Honoring the perspectives of conservative citizens is an absolute imperative for any newspaper; honoring the perspectives of liberal citizens is an absolute imperative for any newspaper. But there are ways of honoring people with conservative politics without serving the agendas of conservative politicians.

Think about the outstanding reporting of Hanna Rosin on religion, which is something that demonstrates that The Washington Post has always had a commitment to reporting on and respecting the viewpoints of its conservative constituency. That’s very different from letting itself be used as part of a political crusade, when the political crusade itself should be the story.

The Post’s irresponsibility when it comes to ACORN is symbolized by the fact that the word “Drudge” doesn’t show up in that article. The idea that this guy Andrew Breitbart [a protégé of Matt Drudge, and the founder of Big Government, the Web site that presented the ACORN videos] is just floating out there in the ether as some kind of independent conservative activist—he’s a very powerful person, in a lot of ways he might be more powerful than ACORN.

GM: I think what’s being expressed is a sort of felt need to compensate for the perceived fact that journalists don’t see the world through the same prism as members of the conservative movement do.

RP: I would say that journalists’ job is not to see the world through the same prism as the conservative movement, or a different prism than the conservative movement. It is to tell the truth without fear of favor. And if the truth makes conservatives look bad, devil take the hindmost. And if it makes liberals look bad, devil take the hindmost.

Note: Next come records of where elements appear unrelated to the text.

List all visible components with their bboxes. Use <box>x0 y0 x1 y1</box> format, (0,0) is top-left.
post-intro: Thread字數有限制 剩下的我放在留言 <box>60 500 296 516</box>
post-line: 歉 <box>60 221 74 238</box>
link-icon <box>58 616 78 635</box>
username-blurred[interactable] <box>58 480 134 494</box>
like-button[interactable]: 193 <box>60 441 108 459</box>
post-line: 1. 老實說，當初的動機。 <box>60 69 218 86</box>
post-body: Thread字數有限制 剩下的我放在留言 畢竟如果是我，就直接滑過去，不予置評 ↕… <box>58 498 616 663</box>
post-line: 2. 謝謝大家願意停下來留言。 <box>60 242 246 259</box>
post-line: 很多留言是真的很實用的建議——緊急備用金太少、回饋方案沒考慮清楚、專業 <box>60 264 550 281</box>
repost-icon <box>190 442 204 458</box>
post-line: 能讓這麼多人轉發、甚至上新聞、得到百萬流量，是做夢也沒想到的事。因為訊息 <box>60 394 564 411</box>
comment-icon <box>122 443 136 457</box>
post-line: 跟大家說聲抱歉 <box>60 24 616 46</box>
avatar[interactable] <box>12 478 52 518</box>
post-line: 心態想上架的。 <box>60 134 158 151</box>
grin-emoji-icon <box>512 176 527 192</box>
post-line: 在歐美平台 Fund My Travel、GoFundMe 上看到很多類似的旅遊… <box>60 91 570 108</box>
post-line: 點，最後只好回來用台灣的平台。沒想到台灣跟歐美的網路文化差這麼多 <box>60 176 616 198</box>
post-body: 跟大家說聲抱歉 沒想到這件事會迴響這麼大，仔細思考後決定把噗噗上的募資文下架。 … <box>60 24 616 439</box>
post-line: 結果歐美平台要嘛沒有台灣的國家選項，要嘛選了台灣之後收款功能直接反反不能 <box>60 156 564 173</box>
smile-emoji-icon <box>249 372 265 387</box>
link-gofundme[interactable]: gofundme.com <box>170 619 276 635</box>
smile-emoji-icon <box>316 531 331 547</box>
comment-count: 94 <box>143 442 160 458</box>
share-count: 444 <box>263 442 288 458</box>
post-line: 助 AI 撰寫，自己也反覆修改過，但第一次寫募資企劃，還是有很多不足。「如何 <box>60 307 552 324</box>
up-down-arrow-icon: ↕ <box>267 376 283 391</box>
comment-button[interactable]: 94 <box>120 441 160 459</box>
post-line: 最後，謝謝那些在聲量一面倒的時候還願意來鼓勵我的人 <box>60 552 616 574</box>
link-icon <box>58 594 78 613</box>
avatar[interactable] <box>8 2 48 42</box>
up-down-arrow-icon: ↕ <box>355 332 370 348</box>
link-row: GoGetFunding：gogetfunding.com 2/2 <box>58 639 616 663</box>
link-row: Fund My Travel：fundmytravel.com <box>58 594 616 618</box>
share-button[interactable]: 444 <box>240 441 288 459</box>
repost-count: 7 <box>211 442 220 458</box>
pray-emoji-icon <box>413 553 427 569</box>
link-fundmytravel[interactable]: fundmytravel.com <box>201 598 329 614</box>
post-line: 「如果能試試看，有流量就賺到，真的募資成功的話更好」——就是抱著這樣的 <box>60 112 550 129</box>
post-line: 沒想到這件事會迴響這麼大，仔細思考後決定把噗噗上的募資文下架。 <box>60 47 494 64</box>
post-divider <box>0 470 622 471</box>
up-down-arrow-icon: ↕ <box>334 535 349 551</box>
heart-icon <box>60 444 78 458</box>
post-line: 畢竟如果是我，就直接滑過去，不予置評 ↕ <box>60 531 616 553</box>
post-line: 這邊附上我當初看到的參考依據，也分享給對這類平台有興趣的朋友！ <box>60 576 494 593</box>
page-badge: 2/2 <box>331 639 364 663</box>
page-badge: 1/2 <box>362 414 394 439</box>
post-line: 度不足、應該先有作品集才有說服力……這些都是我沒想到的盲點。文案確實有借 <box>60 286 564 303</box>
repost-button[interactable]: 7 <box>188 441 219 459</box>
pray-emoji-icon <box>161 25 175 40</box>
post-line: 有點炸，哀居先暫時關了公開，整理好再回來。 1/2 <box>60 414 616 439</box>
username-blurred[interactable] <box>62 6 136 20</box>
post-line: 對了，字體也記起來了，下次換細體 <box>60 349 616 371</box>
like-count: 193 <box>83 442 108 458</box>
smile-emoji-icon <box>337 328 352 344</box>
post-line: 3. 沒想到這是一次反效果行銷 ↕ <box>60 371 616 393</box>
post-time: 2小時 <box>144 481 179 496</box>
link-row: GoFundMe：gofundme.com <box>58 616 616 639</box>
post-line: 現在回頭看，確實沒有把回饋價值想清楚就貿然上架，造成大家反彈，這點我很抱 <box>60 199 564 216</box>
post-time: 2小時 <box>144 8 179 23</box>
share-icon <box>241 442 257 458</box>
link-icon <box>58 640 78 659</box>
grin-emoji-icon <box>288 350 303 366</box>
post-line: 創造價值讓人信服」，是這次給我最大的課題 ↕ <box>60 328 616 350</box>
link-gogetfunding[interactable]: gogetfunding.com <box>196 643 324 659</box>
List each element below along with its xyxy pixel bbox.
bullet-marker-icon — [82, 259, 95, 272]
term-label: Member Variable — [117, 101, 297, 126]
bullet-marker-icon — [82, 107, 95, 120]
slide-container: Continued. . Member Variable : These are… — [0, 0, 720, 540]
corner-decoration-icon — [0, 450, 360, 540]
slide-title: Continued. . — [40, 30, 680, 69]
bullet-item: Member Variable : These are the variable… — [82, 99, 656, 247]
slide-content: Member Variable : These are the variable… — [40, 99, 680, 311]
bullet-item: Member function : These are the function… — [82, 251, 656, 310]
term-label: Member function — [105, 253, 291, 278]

It’s just too easy—and if you read my work, it’s been too easy for four decades—for conservatives to exploit their ability to create a sense that the media are biased in favor of liberalism in order to manipulate the media, in order to get the stories they want told told in the way they want. It’s a strategy—you can see the memos in which people lay it out. And unless that strategy is reported on, and treated as part of the story, then you are not reporting on what’s actually happening in the real world.